В деревьях застыл сок. Было холодно точно так же, как теперь. Звезды стояли совсем-совсем над головой и, большие-пребольшие, прыгали и танцевали в воздухе. Днем в небе стояло северное сияние. Тогда чудилось много солнц — солнца были повсюду, куда ни взглянешь. Воздух сверкал и переливался, как драгоценные камни, а снег был, словно алмазная пыль. Повторяю, мы были не то как мертвые, не то как пьяные, и совсем забыли о том, что такое время.

Одна мысль была у нас: достичь Соленых Вод. Туда были направлены наши глаза, туда стремились наши души, туда плелись наши ноги.

Мы отдыхали около Тэхкина и совершенно не заметили этого; мы смотрели на Белого Коня, но не видели его; мы ступали по неровной почве Великого Ущелья, но не чувствовали этого. Мы ничего не видели и не чувствовали. Дошло до того, что, часто падая от усталости на землю, мы чисто инстинктивно обращались лицом к тем же Соленым Водам. Наши запасы подходили к концу, но мы продолжали делиться поровну. Пассук чувствовала себя очень плохо, а у Карибу-Кроссинг она совсем ослабела.

На следующее утро мы уже не пошли дальше, а лежали на земле под одним одеялом. Эта дорога многому научила меня: я стал понимать женскую душу и ценить женскую любовь, вот почему я решил остаться на месте и рука об руку с Пассук встретить смерть.

Это случилось в восьмидесяти милях от миссии, и мы могли видеть Чилкут, высоко над лесом несущий свою гордую, открытую ветрам главу.

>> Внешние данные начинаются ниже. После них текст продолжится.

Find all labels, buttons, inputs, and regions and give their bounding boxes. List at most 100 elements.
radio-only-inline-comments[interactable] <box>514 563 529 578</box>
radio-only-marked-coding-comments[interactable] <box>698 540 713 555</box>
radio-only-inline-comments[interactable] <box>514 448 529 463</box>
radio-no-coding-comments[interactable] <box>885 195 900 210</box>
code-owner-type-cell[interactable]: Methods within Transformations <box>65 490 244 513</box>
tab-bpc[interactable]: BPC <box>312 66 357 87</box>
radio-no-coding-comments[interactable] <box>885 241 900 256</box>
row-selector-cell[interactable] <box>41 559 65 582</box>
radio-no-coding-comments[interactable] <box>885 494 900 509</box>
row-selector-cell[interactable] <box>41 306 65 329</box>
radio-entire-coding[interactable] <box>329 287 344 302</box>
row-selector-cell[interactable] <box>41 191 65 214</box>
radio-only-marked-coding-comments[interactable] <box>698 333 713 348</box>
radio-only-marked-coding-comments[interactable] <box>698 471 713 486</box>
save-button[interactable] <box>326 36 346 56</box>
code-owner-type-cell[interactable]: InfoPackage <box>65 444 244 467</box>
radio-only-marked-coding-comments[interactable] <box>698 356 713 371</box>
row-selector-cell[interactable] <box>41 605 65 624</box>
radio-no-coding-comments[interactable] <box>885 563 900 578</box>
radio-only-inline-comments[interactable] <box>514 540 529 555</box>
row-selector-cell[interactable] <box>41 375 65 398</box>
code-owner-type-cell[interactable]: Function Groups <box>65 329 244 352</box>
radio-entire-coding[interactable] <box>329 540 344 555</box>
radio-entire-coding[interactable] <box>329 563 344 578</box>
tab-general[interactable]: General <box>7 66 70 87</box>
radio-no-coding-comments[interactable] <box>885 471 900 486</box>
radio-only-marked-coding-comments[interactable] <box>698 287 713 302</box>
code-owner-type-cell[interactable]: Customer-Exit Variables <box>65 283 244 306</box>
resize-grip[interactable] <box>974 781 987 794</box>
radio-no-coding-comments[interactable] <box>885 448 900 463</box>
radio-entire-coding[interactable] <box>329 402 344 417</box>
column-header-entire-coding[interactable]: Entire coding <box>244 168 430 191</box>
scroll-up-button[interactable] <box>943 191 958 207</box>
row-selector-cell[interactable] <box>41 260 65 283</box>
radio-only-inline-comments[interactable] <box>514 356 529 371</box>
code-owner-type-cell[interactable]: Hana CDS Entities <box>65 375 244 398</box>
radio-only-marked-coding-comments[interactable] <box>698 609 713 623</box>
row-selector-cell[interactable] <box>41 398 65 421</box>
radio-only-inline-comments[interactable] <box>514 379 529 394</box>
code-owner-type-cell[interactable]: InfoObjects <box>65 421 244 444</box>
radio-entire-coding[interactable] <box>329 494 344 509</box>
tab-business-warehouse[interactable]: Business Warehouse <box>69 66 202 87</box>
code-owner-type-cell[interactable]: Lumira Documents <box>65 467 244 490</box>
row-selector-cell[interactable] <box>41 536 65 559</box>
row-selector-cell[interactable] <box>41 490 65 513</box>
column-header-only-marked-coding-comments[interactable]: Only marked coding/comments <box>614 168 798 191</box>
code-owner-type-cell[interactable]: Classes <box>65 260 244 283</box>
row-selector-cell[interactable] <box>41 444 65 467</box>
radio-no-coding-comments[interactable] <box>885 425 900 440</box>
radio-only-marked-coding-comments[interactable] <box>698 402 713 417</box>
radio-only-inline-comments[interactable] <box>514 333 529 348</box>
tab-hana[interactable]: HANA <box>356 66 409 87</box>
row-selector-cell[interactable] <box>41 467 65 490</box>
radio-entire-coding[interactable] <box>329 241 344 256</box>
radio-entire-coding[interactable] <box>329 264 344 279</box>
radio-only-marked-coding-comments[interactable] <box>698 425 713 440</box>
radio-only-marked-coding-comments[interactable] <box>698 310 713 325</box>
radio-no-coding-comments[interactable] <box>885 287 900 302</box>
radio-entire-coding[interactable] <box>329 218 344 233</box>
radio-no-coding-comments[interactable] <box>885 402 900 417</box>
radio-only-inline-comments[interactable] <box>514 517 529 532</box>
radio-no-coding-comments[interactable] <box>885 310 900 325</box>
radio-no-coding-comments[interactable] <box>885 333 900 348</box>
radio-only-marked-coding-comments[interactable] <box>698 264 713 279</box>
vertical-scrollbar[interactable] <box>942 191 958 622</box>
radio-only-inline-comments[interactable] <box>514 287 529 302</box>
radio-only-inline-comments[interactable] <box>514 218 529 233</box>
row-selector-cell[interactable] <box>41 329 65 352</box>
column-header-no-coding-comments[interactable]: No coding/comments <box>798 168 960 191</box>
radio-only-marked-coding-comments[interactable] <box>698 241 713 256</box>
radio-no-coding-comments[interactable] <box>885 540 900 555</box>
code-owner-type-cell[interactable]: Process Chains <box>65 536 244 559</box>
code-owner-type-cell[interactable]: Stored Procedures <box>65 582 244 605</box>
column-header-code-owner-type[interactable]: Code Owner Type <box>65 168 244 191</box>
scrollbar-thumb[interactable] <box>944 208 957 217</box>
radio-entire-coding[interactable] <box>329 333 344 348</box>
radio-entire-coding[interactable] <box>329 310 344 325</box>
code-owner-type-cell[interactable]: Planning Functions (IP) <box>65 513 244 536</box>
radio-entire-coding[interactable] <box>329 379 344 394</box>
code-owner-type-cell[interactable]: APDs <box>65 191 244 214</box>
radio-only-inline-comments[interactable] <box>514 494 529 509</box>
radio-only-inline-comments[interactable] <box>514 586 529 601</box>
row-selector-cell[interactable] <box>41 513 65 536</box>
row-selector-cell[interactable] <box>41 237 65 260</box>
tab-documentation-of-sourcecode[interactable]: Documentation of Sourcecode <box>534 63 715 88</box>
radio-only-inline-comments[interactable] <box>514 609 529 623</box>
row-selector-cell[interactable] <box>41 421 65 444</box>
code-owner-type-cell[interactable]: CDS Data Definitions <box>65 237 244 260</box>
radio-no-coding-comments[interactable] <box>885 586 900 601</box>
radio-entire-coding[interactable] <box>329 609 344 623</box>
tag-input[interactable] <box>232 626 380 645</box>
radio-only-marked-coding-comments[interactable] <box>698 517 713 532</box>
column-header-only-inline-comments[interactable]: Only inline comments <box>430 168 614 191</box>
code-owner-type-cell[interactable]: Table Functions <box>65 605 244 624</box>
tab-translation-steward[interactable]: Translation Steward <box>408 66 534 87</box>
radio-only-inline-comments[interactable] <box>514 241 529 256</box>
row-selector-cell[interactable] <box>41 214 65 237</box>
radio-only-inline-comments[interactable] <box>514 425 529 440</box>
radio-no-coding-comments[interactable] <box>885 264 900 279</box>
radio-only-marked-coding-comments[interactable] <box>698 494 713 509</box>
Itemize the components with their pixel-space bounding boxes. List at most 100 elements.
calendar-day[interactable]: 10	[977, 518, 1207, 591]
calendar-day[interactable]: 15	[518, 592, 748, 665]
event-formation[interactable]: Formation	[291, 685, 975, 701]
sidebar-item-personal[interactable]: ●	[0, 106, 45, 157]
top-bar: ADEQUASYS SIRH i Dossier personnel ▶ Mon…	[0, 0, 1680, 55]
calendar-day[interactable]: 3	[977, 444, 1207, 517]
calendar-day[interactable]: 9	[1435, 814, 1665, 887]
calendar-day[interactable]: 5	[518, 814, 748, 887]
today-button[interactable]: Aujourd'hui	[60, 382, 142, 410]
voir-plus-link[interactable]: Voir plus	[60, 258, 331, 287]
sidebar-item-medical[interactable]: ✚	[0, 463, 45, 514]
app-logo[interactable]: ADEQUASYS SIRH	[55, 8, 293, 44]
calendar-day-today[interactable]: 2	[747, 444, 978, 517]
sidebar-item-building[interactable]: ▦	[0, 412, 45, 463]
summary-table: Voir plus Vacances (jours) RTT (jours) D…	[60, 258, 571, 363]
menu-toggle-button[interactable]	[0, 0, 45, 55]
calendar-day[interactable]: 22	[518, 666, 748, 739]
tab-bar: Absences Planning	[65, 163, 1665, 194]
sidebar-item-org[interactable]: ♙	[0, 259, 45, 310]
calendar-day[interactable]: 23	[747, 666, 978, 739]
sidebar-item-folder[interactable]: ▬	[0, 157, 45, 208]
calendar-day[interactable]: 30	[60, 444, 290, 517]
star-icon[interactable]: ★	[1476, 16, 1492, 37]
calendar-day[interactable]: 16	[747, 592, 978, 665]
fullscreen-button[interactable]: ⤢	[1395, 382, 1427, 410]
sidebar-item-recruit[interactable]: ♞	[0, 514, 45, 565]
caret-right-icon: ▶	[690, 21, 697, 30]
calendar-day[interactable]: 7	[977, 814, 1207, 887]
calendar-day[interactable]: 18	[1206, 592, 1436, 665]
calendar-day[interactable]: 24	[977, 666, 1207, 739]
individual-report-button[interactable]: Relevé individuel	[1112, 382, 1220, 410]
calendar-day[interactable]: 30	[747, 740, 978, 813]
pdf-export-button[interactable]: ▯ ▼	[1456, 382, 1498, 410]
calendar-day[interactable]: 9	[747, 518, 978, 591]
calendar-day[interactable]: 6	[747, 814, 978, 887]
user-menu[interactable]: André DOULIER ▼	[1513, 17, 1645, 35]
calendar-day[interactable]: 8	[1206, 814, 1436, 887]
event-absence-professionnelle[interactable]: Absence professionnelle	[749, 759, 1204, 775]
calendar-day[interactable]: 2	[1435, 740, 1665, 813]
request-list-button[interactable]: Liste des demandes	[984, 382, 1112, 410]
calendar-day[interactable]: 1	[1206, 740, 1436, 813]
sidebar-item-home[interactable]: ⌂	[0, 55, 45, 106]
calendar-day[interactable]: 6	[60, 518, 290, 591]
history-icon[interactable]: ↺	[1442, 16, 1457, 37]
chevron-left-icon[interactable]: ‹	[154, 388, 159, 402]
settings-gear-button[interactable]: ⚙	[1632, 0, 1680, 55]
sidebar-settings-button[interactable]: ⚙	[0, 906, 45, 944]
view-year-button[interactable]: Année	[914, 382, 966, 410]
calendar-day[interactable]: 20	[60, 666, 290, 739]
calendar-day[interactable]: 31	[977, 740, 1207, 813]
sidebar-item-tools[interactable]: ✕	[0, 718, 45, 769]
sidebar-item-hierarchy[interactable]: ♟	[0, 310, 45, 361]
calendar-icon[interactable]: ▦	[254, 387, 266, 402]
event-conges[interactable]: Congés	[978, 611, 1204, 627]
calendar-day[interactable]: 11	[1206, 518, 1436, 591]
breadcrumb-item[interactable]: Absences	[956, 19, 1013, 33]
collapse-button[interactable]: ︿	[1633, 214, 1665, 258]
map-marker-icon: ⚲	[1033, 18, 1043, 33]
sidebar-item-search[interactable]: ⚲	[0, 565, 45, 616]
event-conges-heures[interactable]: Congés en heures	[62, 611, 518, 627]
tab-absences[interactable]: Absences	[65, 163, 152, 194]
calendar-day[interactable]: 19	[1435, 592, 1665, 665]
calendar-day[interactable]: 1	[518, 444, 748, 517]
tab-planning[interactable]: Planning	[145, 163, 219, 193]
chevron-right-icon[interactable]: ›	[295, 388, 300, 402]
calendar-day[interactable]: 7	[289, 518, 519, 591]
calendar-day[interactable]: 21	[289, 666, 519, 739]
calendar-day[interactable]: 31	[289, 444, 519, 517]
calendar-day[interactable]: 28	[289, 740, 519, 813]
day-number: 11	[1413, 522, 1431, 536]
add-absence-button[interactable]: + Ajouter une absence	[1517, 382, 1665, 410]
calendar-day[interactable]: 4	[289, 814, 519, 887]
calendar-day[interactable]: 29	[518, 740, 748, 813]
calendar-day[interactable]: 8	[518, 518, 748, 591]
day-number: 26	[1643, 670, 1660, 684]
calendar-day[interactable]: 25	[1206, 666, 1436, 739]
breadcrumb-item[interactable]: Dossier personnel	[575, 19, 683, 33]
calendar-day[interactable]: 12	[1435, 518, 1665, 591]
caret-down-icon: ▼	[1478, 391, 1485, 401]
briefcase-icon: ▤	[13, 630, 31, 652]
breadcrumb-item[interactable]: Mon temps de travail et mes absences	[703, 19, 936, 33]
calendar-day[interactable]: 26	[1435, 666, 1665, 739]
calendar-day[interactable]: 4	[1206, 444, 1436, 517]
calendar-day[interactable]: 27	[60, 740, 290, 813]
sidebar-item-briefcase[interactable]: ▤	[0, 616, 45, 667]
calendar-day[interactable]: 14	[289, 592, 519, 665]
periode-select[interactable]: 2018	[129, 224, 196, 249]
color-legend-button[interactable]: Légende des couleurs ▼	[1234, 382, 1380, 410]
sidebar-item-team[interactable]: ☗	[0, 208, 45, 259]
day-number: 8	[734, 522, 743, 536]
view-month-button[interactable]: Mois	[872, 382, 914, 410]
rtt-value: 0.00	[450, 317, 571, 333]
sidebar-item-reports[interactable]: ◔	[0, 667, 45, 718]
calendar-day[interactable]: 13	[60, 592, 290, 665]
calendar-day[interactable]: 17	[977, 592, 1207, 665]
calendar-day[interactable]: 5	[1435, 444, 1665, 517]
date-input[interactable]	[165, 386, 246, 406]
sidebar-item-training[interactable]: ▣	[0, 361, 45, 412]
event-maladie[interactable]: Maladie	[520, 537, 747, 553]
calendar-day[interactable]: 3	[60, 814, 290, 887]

Только теперь заговорила Пассук. Она говорила со мной, почти касаясь губами моего уха. Теперь ей уже не был страшен мой гнев, и она стала раскрывать передо мной свою душу — рассказывать о своей любви и о многом другом, чего я тогда не понимал.

Она говорила так:

— Чарли, я была хорошей женой своему мужу, а мужем моим был — ты. Я раскладывала для тебя огонь, варила пищу, кормила твоих собак, вместе с тобой работала веслами — и никогда ни на что не жаловалась. Я ни разу не сказала, что в доме моего отца теплее и лучше, чем под одним одеялом с тобой, не говорила я и того, что в Чилкуте я ела больше, чем теперь. Когда ты говорил, я слушала и не пропускала ни слова. Когда ты приказывал, я повиновалась. Ведь это так, Чарли?